RETOUR


Les expressions à bannir au bureau : On se fait un petit point ?

par Pierre Berthet le 09-05-2017

Les expressions à bannir au bureau : «On se fait un petit point ?»

  • Par
  • Mis à jour
  • Publié
Crédit: Studio Figaro. (DR).

LE BUREAULOGUE - Quentin Périnel, journaliste et chroniqueur au Figaro, décrypte un mot ou une expression grotesque que nous prononçons au bureau et qu'il faut éradiquer de notre vocabulaire.

Crédit: Studio Figaro. (DR).


Jeudi matin. À deux pas des bureaux du Figaro, sur le boulevard Haussmann, un cadre supérieur d'apparence, costumé, parle avec énergie dans son iPhone. Je n'ai eu droit qu'à la fin de la discussion: «OK Éric, ça roule. Tu m'envoies un petit mail et on se fait un petit point demain en fin de journée». Bingo! J'ai hésité longuement pour titrer cette chronique: le petit mail ou le petit point? Finalement peu importe. Ce qui compte, c'est l'obsession que nous avons d'utiliser l'adjectif «petit» pour parler de tout et n'importe quoi. La petite réunion. Le petit briefing. La petite correction. La petite erreur. Le petit coup de téléphone. Très souvent, tous ces petits cachent des gros. Cette omniprésence linguistique n'est pas anodine. La vie de bureau, à l'heure du numérique et de l'immédiateté, est stressante. Oppressante. Parfois hostile. L'adjectif «petit» est là pour adoucir, appaiser. Il est plein de bienveillance.

À chaque «petite» phrase, il permet de minimiser les propos! Il permet de rassurer celui à qui l'on s'adresse. Et pourtant, Dieu sait que la réalité est toute autre. Démonstration. Lorsqu'un collègue vient vous voir à votre bureau avec un grand sourire - chose déjà inhabituelle - et vous aborde en vous disant, sur la défensive: «Dis-moi, tu pourrais peut-être me rendre un petit service...» Soyons honnêtes. Les choses sont claires pour lui comme pour vous. Ce «petit» service n'a rien de «petit», sinon, plutôt que d'utiliser cette expression, votre interlocuteur vous aurait dit explicitement de quoi il s'agit! Il s'agit à l'évidence d'un «gros» service, pénible et ingrat. Et pourtant... «Pas de souci», allez-vous peut-être répondre sur un ton faussement conciliant, cette expression - que j'ai déjà évoquée dans une précédent chronique - traduisant justement qu'il y a un souci, mais que l'on préfère ignorer, par flemme de discuter!

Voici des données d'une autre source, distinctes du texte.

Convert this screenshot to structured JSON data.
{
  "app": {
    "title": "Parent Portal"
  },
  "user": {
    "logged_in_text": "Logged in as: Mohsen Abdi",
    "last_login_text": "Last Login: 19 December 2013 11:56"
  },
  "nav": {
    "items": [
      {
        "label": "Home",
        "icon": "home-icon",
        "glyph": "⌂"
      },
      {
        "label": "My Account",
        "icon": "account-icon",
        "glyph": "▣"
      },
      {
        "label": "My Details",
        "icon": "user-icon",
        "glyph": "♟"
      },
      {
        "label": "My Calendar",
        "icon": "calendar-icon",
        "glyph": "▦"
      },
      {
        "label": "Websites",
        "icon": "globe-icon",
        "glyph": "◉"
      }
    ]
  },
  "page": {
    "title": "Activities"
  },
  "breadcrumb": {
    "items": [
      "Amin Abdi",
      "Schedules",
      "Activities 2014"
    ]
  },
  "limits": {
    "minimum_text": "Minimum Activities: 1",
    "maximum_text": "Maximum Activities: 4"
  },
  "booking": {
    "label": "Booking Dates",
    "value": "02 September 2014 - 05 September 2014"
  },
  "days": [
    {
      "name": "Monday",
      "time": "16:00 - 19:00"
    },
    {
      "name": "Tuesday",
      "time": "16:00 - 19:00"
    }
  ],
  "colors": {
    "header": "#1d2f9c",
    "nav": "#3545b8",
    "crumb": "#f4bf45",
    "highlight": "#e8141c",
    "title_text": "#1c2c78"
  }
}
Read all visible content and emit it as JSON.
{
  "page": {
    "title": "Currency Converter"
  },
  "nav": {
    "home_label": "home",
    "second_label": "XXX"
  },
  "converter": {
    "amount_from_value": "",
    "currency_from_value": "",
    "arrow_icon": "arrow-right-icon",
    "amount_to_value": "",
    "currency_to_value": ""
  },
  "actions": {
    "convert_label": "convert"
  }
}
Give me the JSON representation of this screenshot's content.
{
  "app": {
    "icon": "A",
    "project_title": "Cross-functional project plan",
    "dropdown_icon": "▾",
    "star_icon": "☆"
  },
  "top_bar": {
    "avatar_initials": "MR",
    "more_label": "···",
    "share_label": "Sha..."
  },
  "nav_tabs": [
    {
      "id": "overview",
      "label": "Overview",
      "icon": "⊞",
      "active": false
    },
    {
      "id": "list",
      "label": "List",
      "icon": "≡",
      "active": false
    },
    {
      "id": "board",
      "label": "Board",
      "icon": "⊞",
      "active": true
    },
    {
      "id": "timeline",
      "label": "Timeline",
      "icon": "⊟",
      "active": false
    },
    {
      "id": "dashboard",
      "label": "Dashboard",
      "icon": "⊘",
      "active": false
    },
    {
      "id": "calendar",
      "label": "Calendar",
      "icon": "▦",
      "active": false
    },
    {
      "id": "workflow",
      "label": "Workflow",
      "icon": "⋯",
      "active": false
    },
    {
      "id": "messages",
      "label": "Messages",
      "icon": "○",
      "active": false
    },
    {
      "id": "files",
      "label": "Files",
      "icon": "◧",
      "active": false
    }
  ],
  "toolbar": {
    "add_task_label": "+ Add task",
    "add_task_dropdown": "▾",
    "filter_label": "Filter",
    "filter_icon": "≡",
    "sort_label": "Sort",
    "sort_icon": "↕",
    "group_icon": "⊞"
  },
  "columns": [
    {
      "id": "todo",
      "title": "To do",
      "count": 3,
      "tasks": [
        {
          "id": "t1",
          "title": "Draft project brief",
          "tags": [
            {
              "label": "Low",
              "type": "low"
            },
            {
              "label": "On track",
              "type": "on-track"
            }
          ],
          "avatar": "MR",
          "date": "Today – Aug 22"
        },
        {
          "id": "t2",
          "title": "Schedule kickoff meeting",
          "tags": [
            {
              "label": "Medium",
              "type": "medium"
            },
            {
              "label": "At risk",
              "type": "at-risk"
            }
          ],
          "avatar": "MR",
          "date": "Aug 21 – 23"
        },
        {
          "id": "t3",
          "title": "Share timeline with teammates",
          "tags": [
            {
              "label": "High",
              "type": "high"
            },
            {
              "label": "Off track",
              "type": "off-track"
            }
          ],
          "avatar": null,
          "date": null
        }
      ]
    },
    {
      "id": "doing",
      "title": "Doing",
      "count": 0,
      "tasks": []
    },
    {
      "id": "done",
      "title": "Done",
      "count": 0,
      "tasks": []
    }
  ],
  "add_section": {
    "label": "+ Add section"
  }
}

Nous autres Français adorons dire quelque chose tout en pensant le contraire! Parfois, il est possible qu'un «petit verre» après le boulot se transforme en pot colossal jusqu'à une heure avancée de la nuit! Nous maîtrisons la rhétorique et ses figures d'atténuation. Malheureusement, je ne saurais jamais combien de temps a duré le fameux «petit point» de l'individu croisé boulevard Haussmann. Je ne saurais jamais non plus la longueur réelle ni la nature du fameux «petit mail». Mais je ne suis pas dupe. Et j'imagine que vous ne l'êtes pas non plus...

Pour le bien de cette chronique, continuez à me soumettre les horreurs que vous entendez autour de vous. Je vous répondrai à @quentinperinel sur Twitter et qperinel@lefigaro.fr par mail.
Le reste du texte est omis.